Moments from the Archives: A Unique Night Club

EIF - ClubCummingIn 2016 the most impish and devil-may-care of Scottish actors Alan Cumming came back home to do what he does best: get a party started.

“It’s going to be just what it says on the poster,” Alan Cumming said, introducing his set, “only minus the exclamation mark.” But Cumming was wrong. There was plenty to exclaim about in the unashamedly sentimental and old-fashioned showbiz evening, which transformed the Hub - home of the Edinburgh International Festival - into “Club Cumming”, complete with a pink neon sign and waiters taking the drinks orders.

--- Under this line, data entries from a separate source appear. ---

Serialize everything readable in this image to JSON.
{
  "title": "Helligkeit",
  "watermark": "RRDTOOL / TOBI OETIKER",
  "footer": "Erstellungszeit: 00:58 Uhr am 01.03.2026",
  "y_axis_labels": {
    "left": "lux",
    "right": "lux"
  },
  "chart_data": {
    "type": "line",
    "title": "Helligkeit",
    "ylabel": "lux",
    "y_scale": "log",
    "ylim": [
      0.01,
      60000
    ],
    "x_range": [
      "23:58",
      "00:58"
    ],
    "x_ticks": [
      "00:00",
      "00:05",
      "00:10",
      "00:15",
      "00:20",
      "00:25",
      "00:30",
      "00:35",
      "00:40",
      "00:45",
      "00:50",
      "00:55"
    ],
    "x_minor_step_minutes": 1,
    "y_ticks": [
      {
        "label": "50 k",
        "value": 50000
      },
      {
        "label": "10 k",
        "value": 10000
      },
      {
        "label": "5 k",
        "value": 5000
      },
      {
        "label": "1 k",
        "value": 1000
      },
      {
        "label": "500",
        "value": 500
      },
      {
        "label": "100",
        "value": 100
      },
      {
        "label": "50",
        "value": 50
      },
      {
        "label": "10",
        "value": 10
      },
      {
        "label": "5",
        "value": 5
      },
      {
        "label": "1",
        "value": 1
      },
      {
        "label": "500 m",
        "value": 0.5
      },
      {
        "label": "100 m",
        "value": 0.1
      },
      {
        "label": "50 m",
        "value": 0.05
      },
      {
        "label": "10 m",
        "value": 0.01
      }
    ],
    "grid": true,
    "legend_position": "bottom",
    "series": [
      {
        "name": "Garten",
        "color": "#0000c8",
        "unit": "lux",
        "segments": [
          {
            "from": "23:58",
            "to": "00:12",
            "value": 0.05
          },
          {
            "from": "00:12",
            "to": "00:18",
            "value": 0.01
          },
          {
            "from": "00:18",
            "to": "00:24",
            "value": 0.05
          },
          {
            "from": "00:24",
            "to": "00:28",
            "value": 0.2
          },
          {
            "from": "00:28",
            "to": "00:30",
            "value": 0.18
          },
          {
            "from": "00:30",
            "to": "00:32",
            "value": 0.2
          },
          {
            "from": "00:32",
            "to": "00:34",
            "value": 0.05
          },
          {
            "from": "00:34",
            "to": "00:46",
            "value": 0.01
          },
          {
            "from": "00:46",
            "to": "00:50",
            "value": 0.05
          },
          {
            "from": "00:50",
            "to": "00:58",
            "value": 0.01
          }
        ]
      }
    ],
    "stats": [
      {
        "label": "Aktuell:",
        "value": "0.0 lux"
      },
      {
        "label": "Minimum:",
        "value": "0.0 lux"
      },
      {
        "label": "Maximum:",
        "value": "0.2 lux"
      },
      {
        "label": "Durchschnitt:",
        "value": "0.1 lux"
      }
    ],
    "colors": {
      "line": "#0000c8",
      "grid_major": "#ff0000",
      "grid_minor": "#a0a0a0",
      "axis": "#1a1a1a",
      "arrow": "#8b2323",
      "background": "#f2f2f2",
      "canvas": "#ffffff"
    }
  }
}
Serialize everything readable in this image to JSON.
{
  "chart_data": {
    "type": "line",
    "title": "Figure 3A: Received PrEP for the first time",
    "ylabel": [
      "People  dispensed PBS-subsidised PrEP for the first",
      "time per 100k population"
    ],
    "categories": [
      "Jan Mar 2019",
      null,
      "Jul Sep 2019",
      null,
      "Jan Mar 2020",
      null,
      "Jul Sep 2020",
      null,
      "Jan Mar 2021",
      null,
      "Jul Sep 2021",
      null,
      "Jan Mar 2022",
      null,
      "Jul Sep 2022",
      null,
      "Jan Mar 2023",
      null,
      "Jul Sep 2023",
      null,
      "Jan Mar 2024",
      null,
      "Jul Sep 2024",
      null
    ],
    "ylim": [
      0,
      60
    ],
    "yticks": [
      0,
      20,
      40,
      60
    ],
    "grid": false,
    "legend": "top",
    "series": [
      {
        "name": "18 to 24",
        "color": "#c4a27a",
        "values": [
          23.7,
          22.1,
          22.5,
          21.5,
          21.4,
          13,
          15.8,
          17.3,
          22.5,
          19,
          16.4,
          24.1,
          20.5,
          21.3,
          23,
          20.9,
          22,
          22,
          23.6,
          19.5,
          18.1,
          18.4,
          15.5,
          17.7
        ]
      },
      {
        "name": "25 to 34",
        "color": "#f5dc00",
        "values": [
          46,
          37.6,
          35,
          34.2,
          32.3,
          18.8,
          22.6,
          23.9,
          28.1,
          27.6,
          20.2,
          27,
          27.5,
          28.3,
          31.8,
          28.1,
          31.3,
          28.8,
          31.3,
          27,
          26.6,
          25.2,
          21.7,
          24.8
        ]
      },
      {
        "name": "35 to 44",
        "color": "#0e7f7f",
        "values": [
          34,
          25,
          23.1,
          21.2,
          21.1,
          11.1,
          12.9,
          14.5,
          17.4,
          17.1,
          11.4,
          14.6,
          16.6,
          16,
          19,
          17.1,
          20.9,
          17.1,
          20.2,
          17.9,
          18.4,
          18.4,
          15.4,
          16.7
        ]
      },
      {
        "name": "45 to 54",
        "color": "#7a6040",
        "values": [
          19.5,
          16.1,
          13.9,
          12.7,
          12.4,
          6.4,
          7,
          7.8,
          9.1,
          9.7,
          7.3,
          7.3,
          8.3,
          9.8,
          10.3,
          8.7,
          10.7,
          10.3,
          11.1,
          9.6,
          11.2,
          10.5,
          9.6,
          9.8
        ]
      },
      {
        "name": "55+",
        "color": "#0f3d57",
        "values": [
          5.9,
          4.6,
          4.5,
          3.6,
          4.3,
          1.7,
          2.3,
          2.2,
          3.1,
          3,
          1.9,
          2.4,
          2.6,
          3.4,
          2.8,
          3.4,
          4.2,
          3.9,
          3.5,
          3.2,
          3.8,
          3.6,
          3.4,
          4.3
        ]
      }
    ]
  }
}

Last time the star performed in Edinburgh, in 2007, he played Dionysus in The Bacchae. Now hedonism was on the menu once again as he took over the festival’s main-base for a late-night 90-minute mix of favourite songs and gossipy anecdotage, first presented in Manhattan in 2015.

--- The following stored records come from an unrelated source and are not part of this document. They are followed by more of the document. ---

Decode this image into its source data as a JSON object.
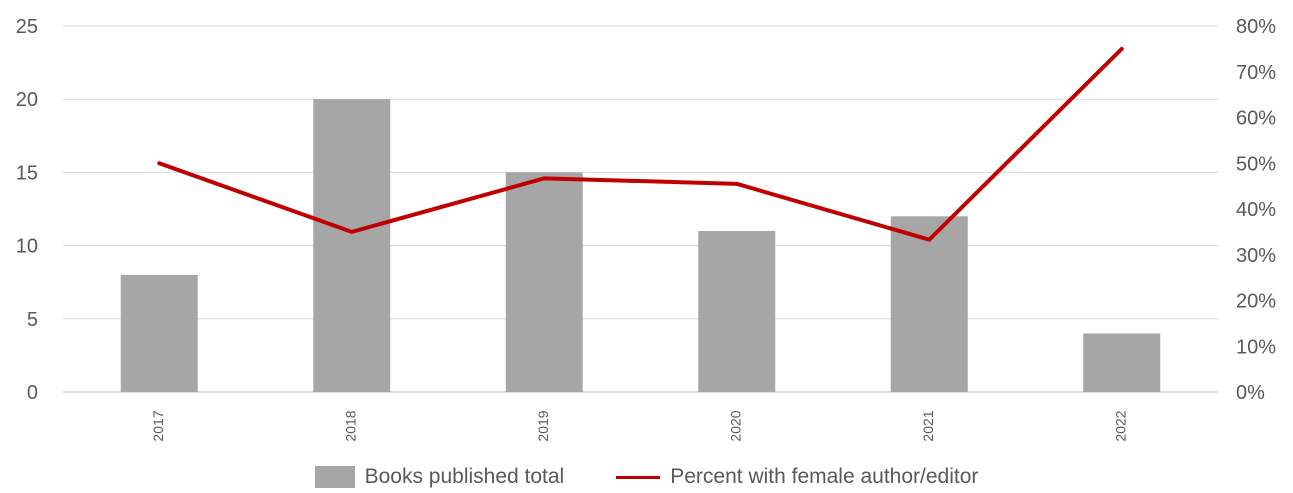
{
  "chart_data": {
    "type": "bar",
    "categories": [
      "2017",
      "2018",
      "2019",
      "2020",
      "2021",
      "2022"
    ],
    "series": [
      {
        "name": "Books published total",
        "type": "bar",
        "axis": "left",
        "color": "#a6a6a6",
        "values": [
          8,
          20,
          15,
          11,
          12,
          4
        ]
      },
      {
        "name": "Percent with female author/editor",
        "type": "line",
        "axis": "right",
        "color": "#c00000",
        "values": [
          50,
          35,
          46.7,
          45.5,
          33.3,
          75
        ]
      }
    ],
    "y_left": {
      "min": 0,
      "max": 25,
      "step": 5,
      "ticks": [
        "0",
        "5",
        "10",
        "15",
        "20",
        "25"
      ]
    },
    "y_right": {
      "min": 0,
      "max": 80,
      "step": 10,
      "ticks": [
        "0%",
        "10%",
        "20%",
        "30%",
        "40%",
        "50%",
        "60%",
        "70%",
        "80%"
      ]
    },
    "grid": true,
    "legend_position": "bottom",
    "title": "",
    "xlabel": "",
    "ylabel": ""
  }
}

He was accompanied by a fine three-piece band in a set that developed out of after-show sessions in his dressing room during his Broadway run in Cabaret. Yes, he was performing, just as he was acting when he played Eli Gold in The Good Wife. But despite Cumming’s showmanship, it was a performance that felt unaffectedly honest – not least in the choice of songs, many of which fell into the guilty pleasure category. He began with Miley’s Cyrus’s The Climb, worked in a genuinely affecting rendition of Adele’s Someone Like You and played to the crowd with Mother Glasgow. He’d taken his judgment hat off and urged everyone to do the same.

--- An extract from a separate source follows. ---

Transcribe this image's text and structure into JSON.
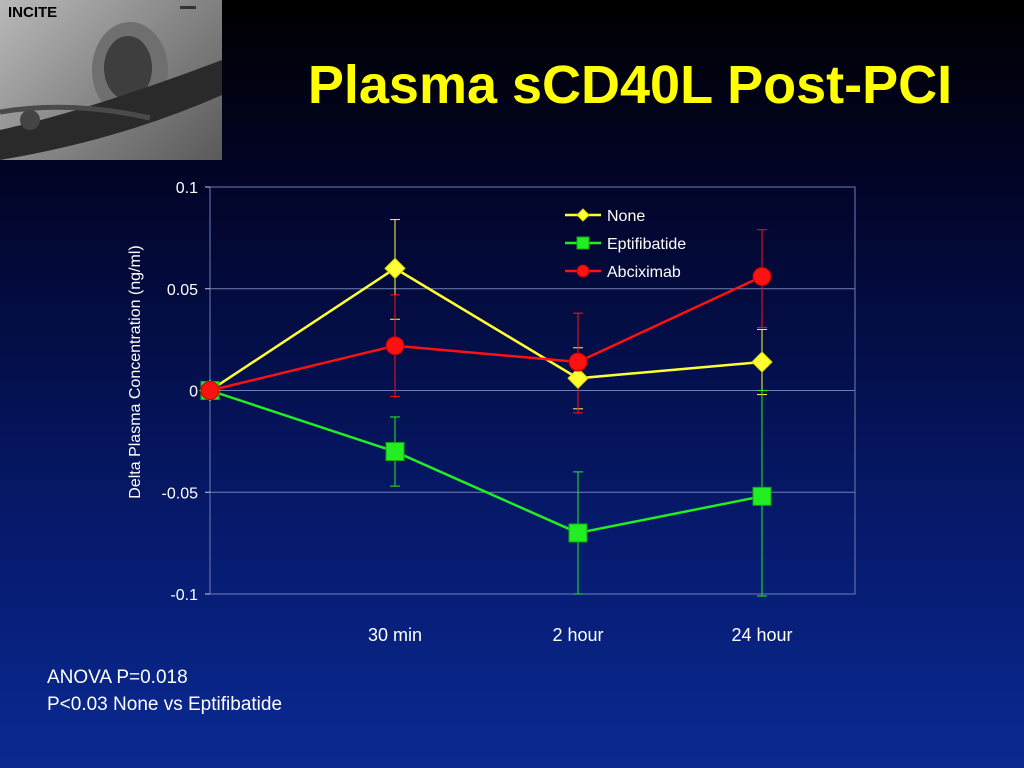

Above all, there were songs in a heart-felt key: among them Billy Joel’s Goodnight Saigon, dedicated to a combat-traumatised grand-father, and Rufus Wainwright’s ballad about father-son estrangement Dinner at Eight which cuts so deep it left him dabbing his eyes, head firmly bowed. No performance that – more a public reckoning with his demons (Cumming’s tormented relationship with his dad was explored in his memoir, Not My Father’s Son).

Entertaining anecdotes about Liza Minnelli? Cumming had ’em. But he had something else too: an individualist defiance and steadfastness that surpassed the superficial appeal of his smoke-and-mirrors showmanship. He was not so much an actor – more a way of life. The easy thing to do would have been for him to have appeared in another play, or perhaps not come back at all. But he didn’t. And it paid off handsomely.